On a more local level, here is the list of questions that I’ve been keeping on my laptop as I’ve been poking around in all of this data:
- This data is complex and often presented in a fragmented fashion. How do we provide more clarity and transparency for CPS parents and citizens around the data?
- How can we present the data in ways that help parents and communities make more informed decisions about schools and enable them to take action to influence district-level decisions?
- Which neighborhood, “take all” schools in Chicago are the “rising tide” schools (Top 20 list)? The schools that take any kid who shows up without an application, lottery number or test and helps them to learn? Which schools which more closely resemble the CPS average demographic can be considered “rising tide” schools?
- Since measuring “learning” is really complicated, how can we use what we have ( like standardized test scores, graduation rates) to come up with some rough rankings and to create better, more holistic measures of student and school performance?

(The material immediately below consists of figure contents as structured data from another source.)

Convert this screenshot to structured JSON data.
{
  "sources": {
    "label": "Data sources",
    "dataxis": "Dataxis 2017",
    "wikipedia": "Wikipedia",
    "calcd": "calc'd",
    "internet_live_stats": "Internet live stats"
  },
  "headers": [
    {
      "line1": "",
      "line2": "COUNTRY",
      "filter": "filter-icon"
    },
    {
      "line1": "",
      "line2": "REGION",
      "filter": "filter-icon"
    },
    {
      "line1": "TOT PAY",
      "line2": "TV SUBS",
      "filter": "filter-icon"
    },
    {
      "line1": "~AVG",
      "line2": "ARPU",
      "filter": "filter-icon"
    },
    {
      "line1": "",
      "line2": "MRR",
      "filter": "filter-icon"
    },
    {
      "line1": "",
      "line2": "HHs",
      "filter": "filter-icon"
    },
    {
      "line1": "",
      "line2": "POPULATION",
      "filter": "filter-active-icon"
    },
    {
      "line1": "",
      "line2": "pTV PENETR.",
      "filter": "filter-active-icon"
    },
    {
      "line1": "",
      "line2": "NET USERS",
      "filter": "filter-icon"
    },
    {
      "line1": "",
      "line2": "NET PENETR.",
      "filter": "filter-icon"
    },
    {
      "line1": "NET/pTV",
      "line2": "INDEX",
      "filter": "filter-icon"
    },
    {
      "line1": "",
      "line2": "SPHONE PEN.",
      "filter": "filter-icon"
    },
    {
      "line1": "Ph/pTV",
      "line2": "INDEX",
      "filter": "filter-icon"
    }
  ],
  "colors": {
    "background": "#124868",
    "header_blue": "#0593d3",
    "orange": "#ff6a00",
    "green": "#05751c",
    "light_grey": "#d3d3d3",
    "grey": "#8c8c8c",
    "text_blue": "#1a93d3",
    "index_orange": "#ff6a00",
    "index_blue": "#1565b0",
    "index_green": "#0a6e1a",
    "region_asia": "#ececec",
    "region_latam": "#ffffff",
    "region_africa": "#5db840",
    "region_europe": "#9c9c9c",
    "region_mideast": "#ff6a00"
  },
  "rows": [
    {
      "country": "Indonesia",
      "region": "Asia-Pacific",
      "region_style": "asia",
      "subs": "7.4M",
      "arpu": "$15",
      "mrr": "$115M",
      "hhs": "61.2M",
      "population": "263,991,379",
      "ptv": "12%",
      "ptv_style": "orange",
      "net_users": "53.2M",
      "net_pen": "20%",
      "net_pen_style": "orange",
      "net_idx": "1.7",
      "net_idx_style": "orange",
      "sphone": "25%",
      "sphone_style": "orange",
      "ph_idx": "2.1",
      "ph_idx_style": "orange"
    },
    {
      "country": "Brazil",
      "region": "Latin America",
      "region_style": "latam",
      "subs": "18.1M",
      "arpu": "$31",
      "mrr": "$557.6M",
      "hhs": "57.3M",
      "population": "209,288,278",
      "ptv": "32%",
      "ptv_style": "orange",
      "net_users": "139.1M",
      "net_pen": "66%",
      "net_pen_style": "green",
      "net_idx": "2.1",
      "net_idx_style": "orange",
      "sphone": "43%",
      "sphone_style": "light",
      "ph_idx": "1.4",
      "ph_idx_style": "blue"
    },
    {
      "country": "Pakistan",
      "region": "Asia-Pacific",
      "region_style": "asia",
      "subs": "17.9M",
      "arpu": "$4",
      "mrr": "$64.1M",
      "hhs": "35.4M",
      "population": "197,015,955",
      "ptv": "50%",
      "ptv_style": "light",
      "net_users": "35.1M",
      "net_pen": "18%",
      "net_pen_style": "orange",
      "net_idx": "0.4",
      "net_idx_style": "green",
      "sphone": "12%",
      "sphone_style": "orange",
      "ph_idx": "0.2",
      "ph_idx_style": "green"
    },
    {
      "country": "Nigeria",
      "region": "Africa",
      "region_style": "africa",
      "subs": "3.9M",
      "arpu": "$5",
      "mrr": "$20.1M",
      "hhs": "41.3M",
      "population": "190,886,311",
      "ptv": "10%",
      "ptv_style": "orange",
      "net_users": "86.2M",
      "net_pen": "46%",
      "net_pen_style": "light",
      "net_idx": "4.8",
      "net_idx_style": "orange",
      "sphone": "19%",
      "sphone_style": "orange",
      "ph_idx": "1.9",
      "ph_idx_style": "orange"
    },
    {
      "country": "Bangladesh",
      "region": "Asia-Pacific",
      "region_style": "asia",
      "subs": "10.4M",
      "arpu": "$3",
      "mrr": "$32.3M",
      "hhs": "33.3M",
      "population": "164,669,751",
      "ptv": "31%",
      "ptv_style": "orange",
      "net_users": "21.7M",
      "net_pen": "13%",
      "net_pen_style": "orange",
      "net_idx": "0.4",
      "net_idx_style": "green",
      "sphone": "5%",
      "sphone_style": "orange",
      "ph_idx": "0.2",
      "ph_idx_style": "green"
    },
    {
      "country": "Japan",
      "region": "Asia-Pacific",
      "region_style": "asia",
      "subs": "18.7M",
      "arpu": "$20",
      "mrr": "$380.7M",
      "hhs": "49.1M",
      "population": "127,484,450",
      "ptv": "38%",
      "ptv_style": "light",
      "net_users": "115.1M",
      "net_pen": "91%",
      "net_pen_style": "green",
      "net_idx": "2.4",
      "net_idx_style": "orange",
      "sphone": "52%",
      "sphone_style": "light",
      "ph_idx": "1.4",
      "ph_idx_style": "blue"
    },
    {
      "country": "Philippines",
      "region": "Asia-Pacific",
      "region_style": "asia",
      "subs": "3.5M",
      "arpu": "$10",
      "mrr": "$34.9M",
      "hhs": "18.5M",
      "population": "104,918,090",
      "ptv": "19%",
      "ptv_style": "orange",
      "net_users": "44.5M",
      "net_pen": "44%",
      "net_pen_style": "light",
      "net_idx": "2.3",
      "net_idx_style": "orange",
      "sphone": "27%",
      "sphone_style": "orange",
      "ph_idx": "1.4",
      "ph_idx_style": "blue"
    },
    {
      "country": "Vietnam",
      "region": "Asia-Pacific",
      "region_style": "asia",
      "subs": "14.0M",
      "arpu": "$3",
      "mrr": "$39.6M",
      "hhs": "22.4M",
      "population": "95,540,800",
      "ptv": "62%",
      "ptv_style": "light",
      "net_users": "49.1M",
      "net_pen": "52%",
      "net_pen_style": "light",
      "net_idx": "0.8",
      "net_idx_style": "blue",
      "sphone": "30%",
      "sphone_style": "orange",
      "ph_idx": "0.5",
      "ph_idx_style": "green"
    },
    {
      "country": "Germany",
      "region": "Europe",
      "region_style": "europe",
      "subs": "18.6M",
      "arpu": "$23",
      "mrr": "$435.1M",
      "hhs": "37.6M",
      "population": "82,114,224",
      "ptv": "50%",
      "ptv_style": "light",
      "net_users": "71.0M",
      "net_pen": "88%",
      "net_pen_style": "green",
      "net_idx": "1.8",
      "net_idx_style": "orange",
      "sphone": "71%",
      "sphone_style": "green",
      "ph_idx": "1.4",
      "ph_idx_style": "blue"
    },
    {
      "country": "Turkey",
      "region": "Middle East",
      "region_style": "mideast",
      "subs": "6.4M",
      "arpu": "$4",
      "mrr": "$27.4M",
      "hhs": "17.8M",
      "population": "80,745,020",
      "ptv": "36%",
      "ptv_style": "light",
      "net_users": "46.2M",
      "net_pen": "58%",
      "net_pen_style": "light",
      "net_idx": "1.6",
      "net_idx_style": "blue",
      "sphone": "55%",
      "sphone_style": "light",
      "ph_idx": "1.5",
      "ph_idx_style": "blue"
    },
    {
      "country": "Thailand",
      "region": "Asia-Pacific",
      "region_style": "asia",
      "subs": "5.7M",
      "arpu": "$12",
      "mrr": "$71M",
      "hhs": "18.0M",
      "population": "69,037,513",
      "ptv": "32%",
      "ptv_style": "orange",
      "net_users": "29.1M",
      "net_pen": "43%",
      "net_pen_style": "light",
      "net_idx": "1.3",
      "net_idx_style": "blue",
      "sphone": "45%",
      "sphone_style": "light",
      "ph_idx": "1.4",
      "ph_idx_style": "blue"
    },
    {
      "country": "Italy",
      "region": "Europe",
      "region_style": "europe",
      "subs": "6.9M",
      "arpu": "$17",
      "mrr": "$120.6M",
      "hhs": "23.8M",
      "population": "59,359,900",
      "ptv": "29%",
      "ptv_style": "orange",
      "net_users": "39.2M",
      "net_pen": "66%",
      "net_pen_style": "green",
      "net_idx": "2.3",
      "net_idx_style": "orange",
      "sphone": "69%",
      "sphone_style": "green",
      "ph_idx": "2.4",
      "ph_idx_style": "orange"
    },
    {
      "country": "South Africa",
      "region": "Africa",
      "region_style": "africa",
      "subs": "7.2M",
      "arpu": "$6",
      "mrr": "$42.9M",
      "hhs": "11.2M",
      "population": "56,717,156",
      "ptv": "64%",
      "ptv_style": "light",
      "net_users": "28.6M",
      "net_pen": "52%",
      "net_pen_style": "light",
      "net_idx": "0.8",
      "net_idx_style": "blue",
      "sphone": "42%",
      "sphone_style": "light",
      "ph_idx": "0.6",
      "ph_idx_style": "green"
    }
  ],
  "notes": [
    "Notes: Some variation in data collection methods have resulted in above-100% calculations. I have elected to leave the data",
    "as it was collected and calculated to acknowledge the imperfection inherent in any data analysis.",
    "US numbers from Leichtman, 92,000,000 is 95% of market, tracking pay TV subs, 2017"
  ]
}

- What are the real differences in instructional dollars spent on students in different schools?
- What are the variables being measured right now that could potentially be affecting student performance or creating more constraints for teachers/educators in helping students improve?
- What are the data gaps? What data is NOT being reported or collected?
- How does the Options for Knowledge System affect ease of access and enrollments for all students?
And REALLY specifically about the data that I’ve seen:
- Where can I find the data on teacher turnover at all schools within CPS?
- How are mobility rates currently calculated and who reports them?
- How can we more accurately measure improvement in schools such as Beaubien, Bell, etc. where there is a wholly-contained test-in (SEES) program within a neighborhood/take-all school, and the scores for all students aren’t separated out in composites?
- Do International Baccalaureate and other special programs within some schools (Lincoln, Peirce, Carnegie, others) only admit some students? Or any student? How are students admitted?
- Where are the published performance measures for principals and other school leaders?
- Are there any charters which really DO outperform the surrounding neighborhood schools consistently over time, if you control for variables such as race, socioeconomic status, percentage of LEP/IEP learners, etc.?
- What are the dollars given to each charter from all sources? Including private donors? Are they really doing more with less money?
- Which schools across CPS have the largest class sizes in each grade? (For real.)
- Which schools take in students who initially test in very, very low and leave testing much higher?
- Which schools have higher/lower: parent engagement, mobility rates, attendance rates, truancy rates, etc.?
What would you want to know if you could know anything about CPS schools?